Originally posted by Gadrin:
[QB] So you're saying that in almost any situation they'd still be useable ?
I'm trying to think if a ship gets boarded by troops using gauss or projectile weapons if a small crew could turn the tables using internal G.
/QB]
Well, if you figure muzzle velocity of over 800 mps (I'm just WAGing here), you figure in the first second, it'll have covered 800 m, which is more than any indoor arena. If I have a 1 g force acting on the round, it would drop 1/2 a t ^ 2 = 4.9 m so you have to have aimed 5m high, which at 800m is a very small change in angle. If I bumped up to six Gs, in that same time frame, I'd have dropped 29.4m at target point, which is 29.4/800 for change in angle, which is again very small.

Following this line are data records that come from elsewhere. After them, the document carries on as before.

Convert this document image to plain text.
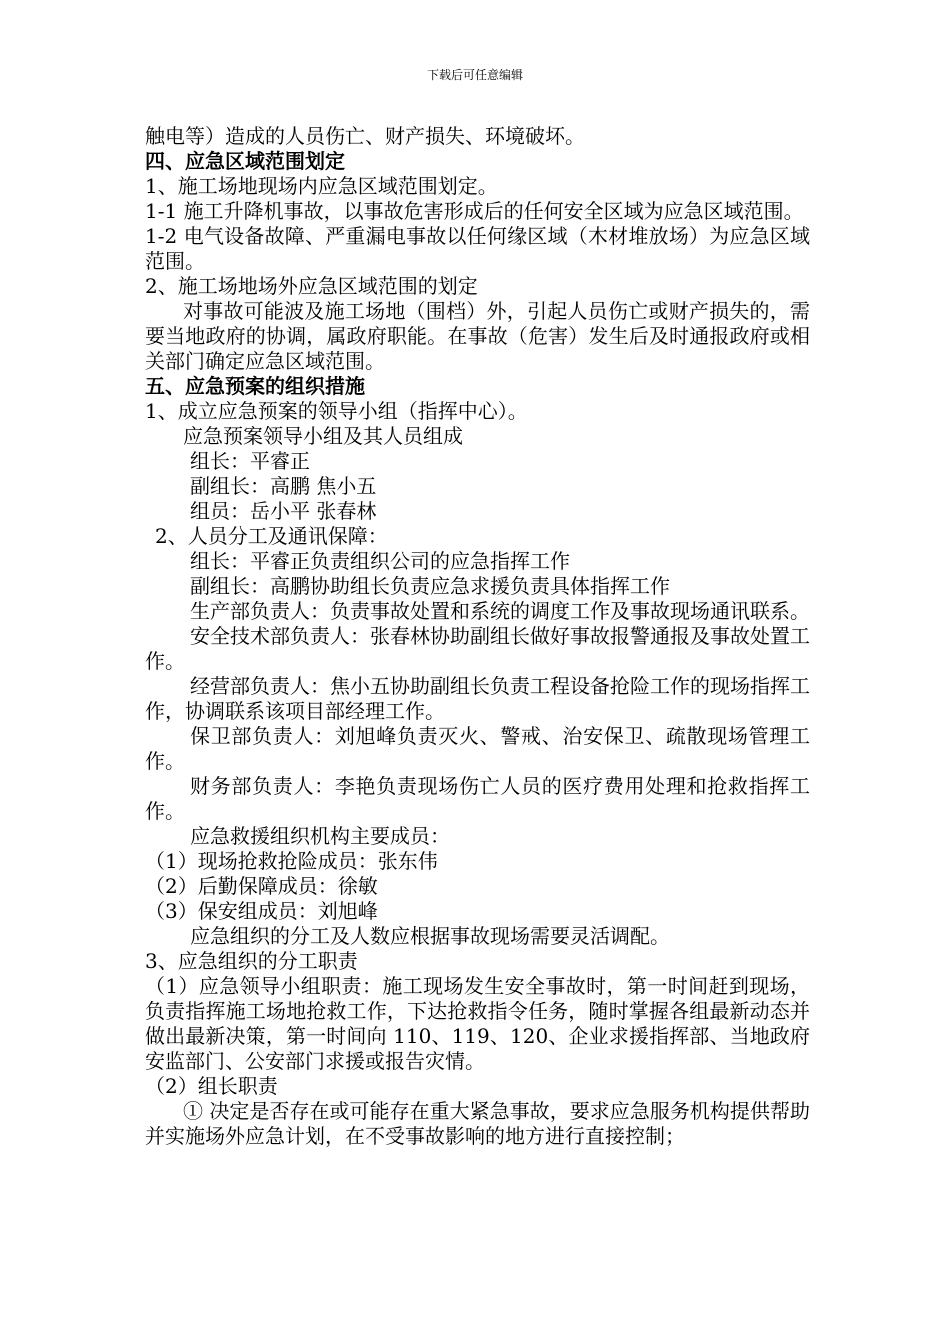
下载后可任意编辑

触电等）造成的人员伤亡、财产损失、环境破坏。

四、应急区域范围划定

1、施工场地现场内应急区域范围划定。

1-1 施工升降机事故，以事故危害形成后的任何安全区域为应急区域范围。

1-2 电气设备故障、严重漏电事故以任何缘区域（木材堆放场）为应急区域范围。

2、施工场地场外应急区域范围的划定

对事故可能波及施工场地（围档）外，引起人员伤亡或财产损失的，需要当地政府的协调，属政府职能。在事故（危害）发生后及时通报政府或相关部门确定应急区域范围。

五、应急预案的组织措施

1、成立应急预案的领导小组（指挥中心）。

应急预案领导小组及其人员组成

组长：平睿正

副组长：高鹏 焦小五

组员：岳小平 张春林

2、人员分工及通讯保障：

组长：平睿正负责组织公司的应急指挥工作

副组长：高鹏协助组长负责应急求援负责具体指挥工作

生产部负责人：负责事故处置和系统的调度工作及事故现场通讯联系。

安全技术部负责人：张春林协助副组长做好事故报警通报及事故处置工作。

经营部负责人：焦小五协助副组长负责工程设备抢险工作的现场指挥工作，协调联系该项目部经理工作。

保卫部负责人：刘旭峰负责灭火、警戒、治安保卫、疏散现场管理工作。

财务部负责人：李艳负责现场伤亡人员的医疗费用处理和抢救指挥工作。

应急救援组织机构主要成员：

（1）现场抢救抢险成员：张东伟

（2）后勤保障成员：徐敏

（3）保安组成员：刘旭峰

应急组织的分工及人数应根据事故现场需要灵活调配。

3、应急组织的分工职责

（1）应急领导小组职责：施工现场发生安全事故时，第一时间赶到现场，负责指挥施工场地抢救工作，下达抢救指令任务，随时掌握各组最新动态并做出最新决策，第一时间向 110、119、120、企业求援指挥部、当地政府安监部门、公安部门求援或报告灾情。

（2）组长职责

① 决定是否存在或可能存在重大紧急事故，要求应急服务机构提供帮助并实施场外应急计划，在不受事故影响的地方进行直接控制；
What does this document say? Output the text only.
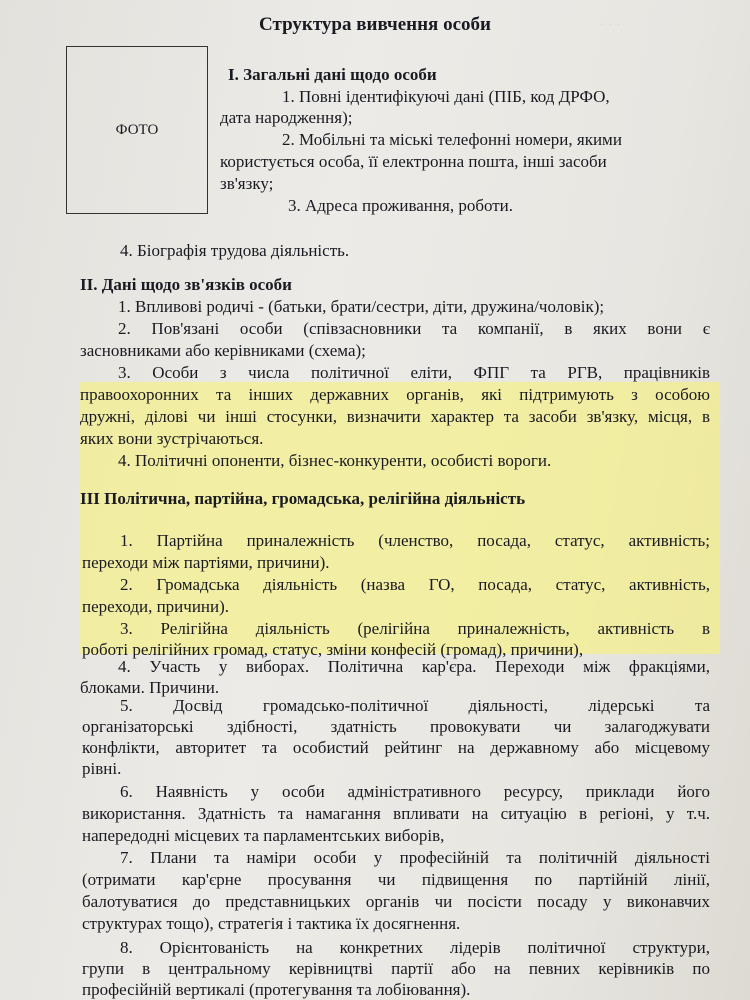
· · ·
Структура вивчення особи
ФОТО
І. Загальні дані щодо особи
1. Повні ідентифікуючі дані (ПІБ, код ДРФО,
дата народження);
2. Мобільні та міські телефонні номери, якими
користується особа, її електронна пошта, інші засоби
зв'язку;
3. Адреса проживання, роботи.
4. Біографія трудова діяльність.
ІІ. Дані щодо зв'язків особи
1. Впливові родичі - (батьки, брати/сестри, діти, дружина/чоловік);
2. Пов'язані особи (співзасновники та компанії, в яких вони є
засновниками або керівниками (схема);
3. Особи з числа політичної еліти, ФПГ та РГВ, працівників
правоохоронних та інших державних органів, які підтримують з особою
дружні, ділові чи інші стосунки, визначити характер та засоби зв'язку, місця, в
яких вони зустрічаються.
4. Політичні опоненти, бізнес-конкуренти, особисті вороги.
ІІІ Політична, партійна, громадська, релігійна діяльність
1. Партійна приналежність (членство, посада, статус, активність;
переходи між партіями, причини).
2. Громадська діяльність (назва ГО, посада, статус, активність,
переходи, причини).
3. Релігійна діяльність (релігійна приналежність, активність в
роботі релігійних громад, статус, зміни конфесій (громад), причини),
4. Участь у виборах. Політична кар'єра. Переходи між фракціями,
блоками. Причини.
5. Досвід громадсько-політичної діяльності, лідерські та
організаторські здібності, здатність провокувати чи залагоджувати
конфлікти, авторитет та особистий рейтинг на державному або місцевому
рівні.
6. Наявність у особи адміністративного ресурсу, приклади його
використання. Здатність та намагання впливати на ситуацію в регіоні, у т.ч.
напередодні місцевих та парламентських виборів,
7. Плани та наміри особи у професійній та політичній діяльності
(отримати кар'єрне просування чи підвищення по партійній лінії,
балотуватися до представницьких органів чи посісти посаду у виконавчих
структурах тощо), стратегія і тактика їх досягнення.
8. Орієнтованість на конкретних лідерів політичної структури,
групи в центральному керівництві партії або на певних керівників по
професійній вертикалі (протегування та лобіювання).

Yes, it would make a difference and could impose some mods on the first shot taken by a foe at that distance. But if the distance was 20 or 50m, more typical for long indoor range, it probably wouldn't even do that.
So, unless you can muster many, many tens or hundreds of Gs, you aren't going to noticeably impact shot MPI in the time it is in flight with gravity.
MT's SOM said that I think you could cycle the grav plates across a range of +/- 2Gs. I'm assuming another option if you had a mobile ship was strap everyone in, drop the inertial comp, and start flying a yo-yo at 4G+. In that environment, you'll probably grav pong a few hostiles quite effectively.
Proper anti-hijack systems would feature:
- gas release
- locking bulkheads and internal doors
- sensors
- chargeable deck plating
- variable grav, in some key areas to +/- 12G with no local control (choke points heading to the bridge and engineering for instance)
- strobbing hazers (causing nausea, seizures, etc in targets that don't have their filters on)
- advanced vesions might also incorporate weaponry or anti-personel mines
- ability to catastrophically vent areas to vacuum
- localized EMP mines/corridor sections so as to disrupt enemy powered kit like weapons, battle dress, and comms
- comms jammers (in ship an use the fiber links in the ship)
Those are the sorts of things you'd build into a ship if you were worried about boarding actions. I suspect most liners at least have the locking systems, sensors, and gas. Cargo ships and small merchantment may not have more than locking doors and the ship's locker to hold off pirates.